Acquisition reform has bipartisan support. Donnelly and Schmitt, though, play see-no-evil, hear-no-evil because mentioning that the acquisition process might be flawed harms their argument. Better to pretend all these weapons systems were born of immaculate conception.(Note: The headline of their op-ed was the despicable "Obama and Gates Gut the Military." But I am guessing this headline was written by some twerp of a sub-editor and not by the authors themselves. Donnelly and Schmitt did not write anything so ugly in their op-ed. The flaw in their argument, rather, was what they left unsaid and not what they said.)

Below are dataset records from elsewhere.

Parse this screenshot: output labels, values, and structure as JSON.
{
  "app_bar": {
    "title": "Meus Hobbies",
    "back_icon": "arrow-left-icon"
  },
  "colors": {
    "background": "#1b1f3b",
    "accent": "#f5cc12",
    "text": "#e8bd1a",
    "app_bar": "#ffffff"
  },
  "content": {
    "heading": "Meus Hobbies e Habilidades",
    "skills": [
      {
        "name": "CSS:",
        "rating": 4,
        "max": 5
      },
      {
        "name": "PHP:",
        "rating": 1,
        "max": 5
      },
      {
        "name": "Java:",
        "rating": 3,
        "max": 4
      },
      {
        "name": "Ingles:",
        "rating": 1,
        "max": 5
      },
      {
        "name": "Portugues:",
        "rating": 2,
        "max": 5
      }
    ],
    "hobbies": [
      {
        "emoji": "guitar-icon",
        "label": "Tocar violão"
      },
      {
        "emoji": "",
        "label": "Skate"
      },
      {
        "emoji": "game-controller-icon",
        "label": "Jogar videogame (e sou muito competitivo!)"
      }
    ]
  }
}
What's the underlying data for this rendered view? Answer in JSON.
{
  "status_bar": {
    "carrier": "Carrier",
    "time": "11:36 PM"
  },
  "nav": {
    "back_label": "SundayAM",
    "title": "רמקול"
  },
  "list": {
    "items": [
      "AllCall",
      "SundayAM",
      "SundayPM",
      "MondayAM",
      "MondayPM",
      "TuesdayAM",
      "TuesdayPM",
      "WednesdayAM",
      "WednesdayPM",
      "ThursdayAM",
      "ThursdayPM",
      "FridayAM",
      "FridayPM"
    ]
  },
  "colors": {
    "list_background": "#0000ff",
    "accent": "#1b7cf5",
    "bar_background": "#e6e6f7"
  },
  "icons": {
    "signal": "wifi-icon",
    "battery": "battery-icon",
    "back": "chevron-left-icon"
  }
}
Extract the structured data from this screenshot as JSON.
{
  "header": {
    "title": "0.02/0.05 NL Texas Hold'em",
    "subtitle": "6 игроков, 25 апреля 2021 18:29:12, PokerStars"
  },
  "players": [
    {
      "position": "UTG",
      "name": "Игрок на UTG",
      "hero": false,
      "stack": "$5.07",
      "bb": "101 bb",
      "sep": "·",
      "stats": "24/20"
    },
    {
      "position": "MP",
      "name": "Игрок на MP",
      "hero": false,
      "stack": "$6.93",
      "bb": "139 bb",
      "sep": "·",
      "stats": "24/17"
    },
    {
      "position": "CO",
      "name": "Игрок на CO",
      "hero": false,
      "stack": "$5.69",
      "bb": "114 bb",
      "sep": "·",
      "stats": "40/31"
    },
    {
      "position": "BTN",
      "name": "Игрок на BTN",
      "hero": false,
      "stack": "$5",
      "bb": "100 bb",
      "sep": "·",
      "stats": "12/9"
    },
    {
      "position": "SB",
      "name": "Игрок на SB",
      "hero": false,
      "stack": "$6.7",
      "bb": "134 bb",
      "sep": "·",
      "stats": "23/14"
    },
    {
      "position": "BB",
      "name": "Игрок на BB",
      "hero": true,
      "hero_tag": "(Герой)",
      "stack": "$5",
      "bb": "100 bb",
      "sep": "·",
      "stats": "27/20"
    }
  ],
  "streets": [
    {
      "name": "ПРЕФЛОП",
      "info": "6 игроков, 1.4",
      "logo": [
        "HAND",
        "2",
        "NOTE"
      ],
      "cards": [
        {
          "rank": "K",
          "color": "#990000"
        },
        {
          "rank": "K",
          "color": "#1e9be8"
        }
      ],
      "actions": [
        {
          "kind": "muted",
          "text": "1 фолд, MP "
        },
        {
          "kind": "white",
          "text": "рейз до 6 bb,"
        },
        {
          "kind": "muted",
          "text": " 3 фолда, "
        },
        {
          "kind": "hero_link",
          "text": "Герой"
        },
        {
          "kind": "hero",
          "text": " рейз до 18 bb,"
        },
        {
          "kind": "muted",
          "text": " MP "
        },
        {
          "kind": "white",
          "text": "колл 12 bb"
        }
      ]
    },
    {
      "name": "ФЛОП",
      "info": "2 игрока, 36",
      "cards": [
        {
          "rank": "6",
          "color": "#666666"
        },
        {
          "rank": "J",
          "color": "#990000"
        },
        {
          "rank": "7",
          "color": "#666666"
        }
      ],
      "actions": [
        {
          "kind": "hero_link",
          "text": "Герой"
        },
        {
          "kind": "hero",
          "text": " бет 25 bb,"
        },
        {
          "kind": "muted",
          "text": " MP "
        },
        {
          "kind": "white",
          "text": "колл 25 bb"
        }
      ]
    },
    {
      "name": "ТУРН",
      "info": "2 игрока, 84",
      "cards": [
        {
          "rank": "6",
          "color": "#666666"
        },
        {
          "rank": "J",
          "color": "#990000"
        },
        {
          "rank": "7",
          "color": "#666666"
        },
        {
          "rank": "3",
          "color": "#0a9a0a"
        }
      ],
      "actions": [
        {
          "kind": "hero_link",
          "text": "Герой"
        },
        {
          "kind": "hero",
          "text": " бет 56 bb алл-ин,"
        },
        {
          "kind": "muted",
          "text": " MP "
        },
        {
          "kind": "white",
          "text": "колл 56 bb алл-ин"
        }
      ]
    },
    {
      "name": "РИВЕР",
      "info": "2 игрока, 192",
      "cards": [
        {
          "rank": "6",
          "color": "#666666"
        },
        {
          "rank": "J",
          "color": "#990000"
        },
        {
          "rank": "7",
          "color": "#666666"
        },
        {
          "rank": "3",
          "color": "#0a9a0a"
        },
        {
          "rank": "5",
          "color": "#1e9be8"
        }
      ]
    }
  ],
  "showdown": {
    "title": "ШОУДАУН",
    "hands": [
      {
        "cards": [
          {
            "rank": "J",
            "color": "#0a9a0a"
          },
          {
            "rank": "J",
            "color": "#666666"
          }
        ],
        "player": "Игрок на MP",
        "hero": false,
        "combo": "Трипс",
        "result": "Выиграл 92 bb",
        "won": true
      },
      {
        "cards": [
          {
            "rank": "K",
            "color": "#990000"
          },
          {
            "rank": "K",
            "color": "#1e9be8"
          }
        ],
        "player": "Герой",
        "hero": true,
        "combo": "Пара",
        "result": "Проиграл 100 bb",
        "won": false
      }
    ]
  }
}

One more thing: I have not discussed other sections of the budget on this blog -- and for good reason; this blog covers defense issues -- but Donnelly and Schmitt as well as some of the readers are asking why defense gets cut but all other spending gets expanded. It's a fair question. I think there are a lot of arguments for why this is the case. Here are three:
- The problems with weapons acquisition are serious long-term problems that simply must be addressed regardless of what's going on in the economy.
- Secretary Gates has been expressing his displeasure for quite some time that the weapons in the acquisition pipeline were not reflecting the needs and lessons of counterinsurgency and the wars in Iraq and Afghanistan. Gates mentioned this again on Monday. So if the weapons in the pipeline did reflect the wars we are fighting, perhaps they would not have been cut.
- If you were to ask an Obama Treasury official why we're in this economic mess, one answer you might get is the rising costs of health care facing both individuals and businesses. So it makes sense to increase government spending on health care -- or to provide universal health care -- if that means reducing the costs of health care for businesses and individuals.
It's not all looking bad for the president on the op-ed page of the Journal, though. The staff editorial, for example, had high praise for his Iraq policies.